UW College of Business Students Find Real-Life Experiences in Investment Field
April 22, 2008 — Being part of the NASDAQ closing bell ceremony was one of the highlights for two University of Wyoming College of Business students at a recent national conference.
Jacob Doss, Lexington, Ky., and Dan Jones, Longmont, Colo., were among a group of selected college students who stood on the podium when the button was pushed to signal the end of the day's trading. The special remote closing bell ceremony was held at the University of Dayton Arena.
Ten members of UW Professor Walt Werner's advanced investment class attended the NASDAQ closing bell ceremony during the eighth annual RISE (Redefining Investment Strategy Education) VIII Global Student Investment Forum in Dayton, Ohio.
This is the fifth year that Werner, Roy Chamberlain Distinguished Visiting Professor of Free Enterprise in the UW Department of Economics and Finance, has taken UW business students to the forum.
Also attending the RISE forum were UW business students Alicia Beadle, Sioux Falls, S.D.; Owen Brasington, Rock Springs; Blaine Christenson, Thermopolis; Sian Ciara, Pompei Point, Mont.: Ron Fogel, Haifa, Israel; Ashley Jones, Gillette; Elizabeth Perry, Casper; and Nick Phillip, Green River.
Since RISE began seven years ago, it has become the world's largest student investment forum. Modeled after the World Economic Forum held annually in Switzerland, it gives students an opportunity to ask questions of some of the world's top professionals.
Werner says that "it was a big deal" for the UW students to witness the NASDAQ remote closing bell ceremony, especially for Doss and Jones, who were selected to be on the podium when Christopher Gardner pushed the button. Gardner, owner and CEO of Christopher Gardner International Holdings, was the inspiration behind the Academy Award-nominated film "The Pursuit of Happyness," starring Will Smith.

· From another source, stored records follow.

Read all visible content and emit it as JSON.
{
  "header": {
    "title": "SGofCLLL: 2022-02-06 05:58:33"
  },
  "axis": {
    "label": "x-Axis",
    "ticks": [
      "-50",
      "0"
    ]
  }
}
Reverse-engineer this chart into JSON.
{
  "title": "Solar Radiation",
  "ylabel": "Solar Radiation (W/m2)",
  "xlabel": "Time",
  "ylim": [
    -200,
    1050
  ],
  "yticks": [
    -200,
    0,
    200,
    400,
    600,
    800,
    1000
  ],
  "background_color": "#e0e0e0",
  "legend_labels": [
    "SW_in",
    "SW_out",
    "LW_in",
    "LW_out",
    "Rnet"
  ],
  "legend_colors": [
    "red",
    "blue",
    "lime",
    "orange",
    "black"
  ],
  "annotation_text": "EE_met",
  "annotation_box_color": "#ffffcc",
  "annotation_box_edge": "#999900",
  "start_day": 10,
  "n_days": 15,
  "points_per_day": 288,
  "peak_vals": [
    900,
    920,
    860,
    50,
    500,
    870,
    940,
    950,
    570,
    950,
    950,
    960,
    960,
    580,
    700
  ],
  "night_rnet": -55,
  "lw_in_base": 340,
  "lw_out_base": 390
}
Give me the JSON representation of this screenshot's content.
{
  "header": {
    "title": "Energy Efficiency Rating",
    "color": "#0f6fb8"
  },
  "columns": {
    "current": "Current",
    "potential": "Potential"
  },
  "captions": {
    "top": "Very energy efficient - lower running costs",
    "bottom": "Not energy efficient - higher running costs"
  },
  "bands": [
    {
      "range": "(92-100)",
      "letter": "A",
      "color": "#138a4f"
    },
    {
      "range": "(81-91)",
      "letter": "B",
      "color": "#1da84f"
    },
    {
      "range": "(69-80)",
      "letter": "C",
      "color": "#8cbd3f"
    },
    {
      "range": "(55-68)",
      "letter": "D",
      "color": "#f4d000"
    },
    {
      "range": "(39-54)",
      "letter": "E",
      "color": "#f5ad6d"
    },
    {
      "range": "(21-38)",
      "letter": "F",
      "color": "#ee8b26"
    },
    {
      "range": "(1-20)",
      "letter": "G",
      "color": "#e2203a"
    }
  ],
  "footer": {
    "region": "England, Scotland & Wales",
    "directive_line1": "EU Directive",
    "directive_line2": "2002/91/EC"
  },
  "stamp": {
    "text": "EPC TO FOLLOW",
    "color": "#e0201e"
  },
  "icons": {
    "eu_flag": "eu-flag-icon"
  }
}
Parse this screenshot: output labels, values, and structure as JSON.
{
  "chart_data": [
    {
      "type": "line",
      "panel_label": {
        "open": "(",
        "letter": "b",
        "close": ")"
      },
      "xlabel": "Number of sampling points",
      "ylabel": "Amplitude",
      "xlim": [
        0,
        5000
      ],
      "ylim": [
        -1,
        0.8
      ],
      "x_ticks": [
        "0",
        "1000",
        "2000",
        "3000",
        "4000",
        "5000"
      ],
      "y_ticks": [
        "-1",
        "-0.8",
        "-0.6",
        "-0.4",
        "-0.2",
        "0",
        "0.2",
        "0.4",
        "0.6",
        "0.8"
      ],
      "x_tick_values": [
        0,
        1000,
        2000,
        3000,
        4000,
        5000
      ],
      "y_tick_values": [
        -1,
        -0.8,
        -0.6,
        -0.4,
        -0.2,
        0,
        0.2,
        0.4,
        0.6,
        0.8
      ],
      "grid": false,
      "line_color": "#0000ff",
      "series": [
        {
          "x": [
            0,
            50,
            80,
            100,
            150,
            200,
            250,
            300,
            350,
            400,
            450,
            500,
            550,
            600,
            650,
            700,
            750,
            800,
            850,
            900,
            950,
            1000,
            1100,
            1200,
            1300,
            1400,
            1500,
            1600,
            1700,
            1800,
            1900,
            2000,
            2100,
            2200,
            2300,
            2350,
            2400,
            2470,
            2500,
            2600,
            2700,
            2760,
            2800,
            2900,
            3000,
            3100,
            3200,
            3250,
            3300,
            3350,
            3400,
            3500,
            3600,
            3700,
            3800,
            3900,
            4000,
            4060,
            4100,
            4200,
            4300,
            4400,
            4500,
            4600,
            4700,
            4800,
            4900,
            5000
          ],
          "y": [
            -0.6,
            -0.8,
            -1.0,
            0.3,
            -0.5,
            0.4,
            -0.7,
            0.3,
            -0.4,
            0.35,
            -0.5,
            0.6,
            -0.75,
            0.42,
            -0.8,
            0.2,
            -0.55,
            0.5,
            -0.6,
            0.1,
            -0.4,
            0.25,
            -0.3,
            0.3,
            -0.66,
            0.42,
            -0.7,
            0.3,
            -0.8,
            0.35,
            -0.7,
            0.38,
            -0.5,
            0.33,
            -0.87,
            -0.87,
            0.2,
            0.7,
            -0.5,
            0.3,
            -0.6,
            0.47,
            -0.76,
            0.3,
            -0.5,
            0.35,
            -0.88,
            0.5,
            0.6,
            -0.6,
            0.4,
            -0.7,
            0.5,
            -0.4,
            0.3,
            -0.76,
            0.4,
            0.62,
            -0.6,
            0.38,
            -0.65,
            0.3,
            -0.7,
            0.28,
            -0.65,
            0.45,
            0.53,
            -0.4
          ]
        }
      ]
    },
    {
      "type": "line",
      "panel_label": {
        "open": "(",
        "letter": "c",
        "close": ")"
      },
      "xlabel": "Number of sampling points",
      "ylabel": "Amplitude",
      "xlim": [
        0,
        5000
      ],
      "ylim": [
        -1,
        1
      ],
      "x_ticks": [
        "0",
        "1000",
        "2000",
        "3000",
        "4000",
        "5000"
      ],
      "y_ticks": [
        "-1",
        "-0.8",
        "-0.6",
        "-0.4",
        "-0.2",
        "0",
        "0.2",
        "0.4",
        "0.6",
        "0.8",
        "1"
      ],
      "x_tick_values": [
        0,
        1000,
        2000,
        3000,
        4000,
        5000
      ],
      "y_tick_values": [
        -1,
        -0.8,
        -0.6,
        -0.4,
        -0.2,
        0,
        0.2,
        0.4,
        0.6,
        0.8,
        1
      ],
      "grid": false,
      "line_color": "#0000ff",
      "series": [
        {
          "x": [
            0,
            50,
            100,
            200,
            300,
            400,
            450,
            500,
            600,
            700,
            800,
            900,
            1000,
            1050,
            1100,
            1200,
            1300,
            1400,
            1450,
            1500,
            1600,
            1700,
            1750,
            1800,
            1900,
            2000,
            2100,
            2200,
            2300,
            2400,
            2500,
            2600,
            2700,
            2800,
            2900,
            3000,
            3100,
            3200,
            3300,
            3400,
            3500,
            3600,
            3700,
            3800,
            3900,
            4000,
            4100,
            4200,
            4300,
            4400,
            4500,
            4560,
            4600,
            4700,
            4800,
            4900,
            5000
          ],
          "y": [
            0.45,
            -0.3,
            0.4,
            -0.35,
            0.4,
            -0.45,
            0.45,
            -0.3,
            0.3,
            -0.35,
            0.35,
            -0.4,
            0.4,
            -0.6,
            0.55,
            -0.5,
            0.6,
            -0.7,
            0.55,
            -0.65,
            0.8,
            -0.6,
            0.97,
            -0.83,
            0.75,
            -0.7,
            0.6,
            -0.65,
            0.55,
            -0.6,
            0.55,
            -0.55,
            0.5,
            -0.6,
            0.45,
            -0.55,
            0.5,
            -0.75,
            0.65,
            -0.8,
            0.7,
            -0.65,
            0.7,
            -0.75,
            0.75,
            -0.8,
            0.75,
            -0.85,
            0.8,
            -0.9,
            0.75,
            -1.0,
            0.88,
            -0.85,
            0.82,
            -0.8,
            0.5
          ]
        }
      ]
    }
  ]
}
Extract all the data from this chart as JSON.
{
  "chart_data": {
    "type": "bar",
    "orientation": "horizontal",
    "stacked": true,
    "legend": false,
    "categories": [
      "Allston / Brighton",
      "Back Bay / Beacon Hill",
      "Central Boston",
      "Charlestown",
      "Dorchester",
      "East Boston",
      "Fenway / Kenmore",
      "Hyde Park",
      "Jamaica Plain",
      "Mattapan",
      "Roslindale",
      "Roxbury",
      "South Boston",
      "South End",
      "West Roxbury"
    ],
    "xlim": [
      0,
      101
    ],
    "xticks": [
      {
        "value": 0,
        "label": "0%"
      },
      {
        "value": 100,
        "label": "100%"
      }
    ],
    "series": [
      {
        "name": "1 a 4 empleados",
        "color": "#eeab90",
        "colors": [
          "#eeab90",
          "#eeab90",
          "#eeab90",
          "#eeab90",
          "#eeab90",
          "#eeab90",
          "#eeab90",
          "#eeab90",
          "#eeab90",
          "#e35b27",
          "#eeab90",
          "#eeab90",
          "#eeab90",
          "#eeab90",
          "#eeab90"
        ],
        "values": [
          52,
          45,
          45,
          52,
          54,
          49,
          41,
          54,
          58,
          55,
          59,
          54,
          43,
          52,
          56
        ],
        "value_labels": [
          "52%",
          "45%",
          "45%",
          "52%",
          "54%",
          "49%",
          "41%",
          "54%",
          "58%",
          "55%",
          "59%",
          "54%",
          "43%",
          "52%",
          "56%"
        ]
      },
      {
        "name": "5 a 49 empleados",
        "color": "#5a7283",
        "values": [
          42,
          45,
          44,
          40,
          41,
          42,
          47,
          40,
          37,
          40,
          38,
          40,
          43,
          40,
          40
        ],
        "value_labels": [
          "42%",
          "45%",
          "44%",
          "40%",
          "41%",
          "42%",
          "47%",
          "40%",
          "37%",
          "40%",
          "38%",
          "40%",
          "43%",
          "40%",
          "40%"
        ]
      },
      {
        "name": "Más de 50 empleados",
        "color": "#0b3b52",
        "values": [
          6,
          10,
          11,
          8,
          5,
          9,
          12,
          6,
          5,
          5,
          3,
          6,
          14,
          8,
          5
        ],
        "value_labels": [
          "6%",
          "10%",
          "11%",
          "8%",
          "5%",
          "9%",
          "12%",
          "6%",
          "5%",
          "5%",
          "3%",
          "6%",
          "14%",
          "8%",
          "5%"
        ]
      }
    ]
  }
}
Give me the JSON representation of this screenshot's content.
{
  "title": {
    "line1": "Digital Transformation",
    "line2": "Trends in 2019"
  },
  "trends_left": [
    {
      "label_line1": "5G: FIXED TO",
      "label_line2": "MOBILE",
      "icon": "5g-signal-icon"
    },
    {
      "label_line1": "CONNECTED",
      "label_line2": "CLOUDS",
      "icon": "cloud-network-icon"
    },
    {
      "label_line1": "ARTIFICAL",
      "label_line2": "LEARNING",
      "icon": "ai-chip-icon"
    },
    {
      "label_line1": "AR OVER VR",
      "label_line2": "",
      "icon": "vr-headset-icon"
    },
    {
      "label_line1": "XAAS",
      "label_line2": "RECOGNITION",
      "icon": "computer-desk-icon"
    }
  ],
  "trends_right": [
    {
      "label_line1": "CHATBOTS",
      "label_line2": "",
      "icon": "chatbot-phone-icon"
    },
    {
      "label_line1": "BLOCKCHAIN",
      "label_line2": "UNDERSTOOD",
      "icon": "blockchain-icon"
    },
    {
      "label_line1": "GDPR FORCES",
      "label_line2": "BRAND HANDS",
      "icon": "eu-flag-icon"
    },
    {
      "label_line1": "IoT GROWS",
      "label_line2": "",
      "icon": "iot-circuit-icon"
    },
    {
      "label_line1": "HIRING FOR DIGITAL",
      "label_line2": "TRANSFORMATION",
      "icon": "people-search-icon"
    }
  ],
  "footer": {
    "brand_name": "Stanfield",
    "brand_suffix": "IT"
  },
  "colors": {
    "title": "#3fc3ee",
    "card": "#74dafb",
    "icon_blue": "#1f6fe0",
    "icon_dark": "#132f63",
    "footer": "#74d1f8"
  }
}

NASDAQ opening and closing bell ceremonies occur daily from the stock market's studio in New York City's Times Square, but can be conducted remotely, symbolizing NASDAQ'S electronic market.
The UW contingent was among 2,400 participants representing 257 colleges, including 69 countries. The UW College of Business and Foundation along with private gifts funded the students' participation, Werner says.
The conference featured discussions on the economy; markets; the Federal Reserve perspective; corporate governance and responsibility; political, regulatory and legislative issues; and the leadership perspective.
The students attended specialized breakout sessions, workshops, networking receptions, a career strategies forum and an optional portfolio competition. During the three-day event, more than 125 professionals from 85 organizations participated as keynote speakers, judges, moderators and panelists.
Before the conference, the UW students visited a major distillery and a large horse racing operation in Lexington, Ky.
During the quarter that just ended, another advanced investment class turned a $63,000 profit for the UW Foundation. It marks the third year that Werner's students have been successful investing money for the UW Foundation.
This year the students have invested in exchange-traded funds and also heavily in oil/gas stocks and fertilizer stocks, which has been profitable, Werner says.
"The UW students have done very well for themselves," Werner says.
Some of the students in the group that attended the RISE conference are also in Werner's second investment class. They are Owen Brasington, Rock Springs; Peter Campbell, Parker Lahti, Todd Lewis and Jennifer Peterson, all of Cheyenne; Ron Fogel, Haifa, Israel; Barbara Hobart, Casper; Ashley Jones, Gillette; Katrina Krutkramele, Latvia; John Murdock, Laramie; and Nick Phillip, Green River.
Phillip, a finance senior with a minor in accounting, placed second in a first-ever online student investment competition. UpDown's investment competition, started by Harvard business students, attracted 1,600 students representing 389 colleges.
Competing in the individual portfolio competition, Phillip focused on high volatility stocks and invested in solar industry alternative energy and mortgage related stocks as well.
By placing second in the three-month competition last semester, Phillip received $1,000. He has been in Werner's advanced investment class two semesters.
"Taking Professor Werner's class definitely helped me learn about investing," Phillip says.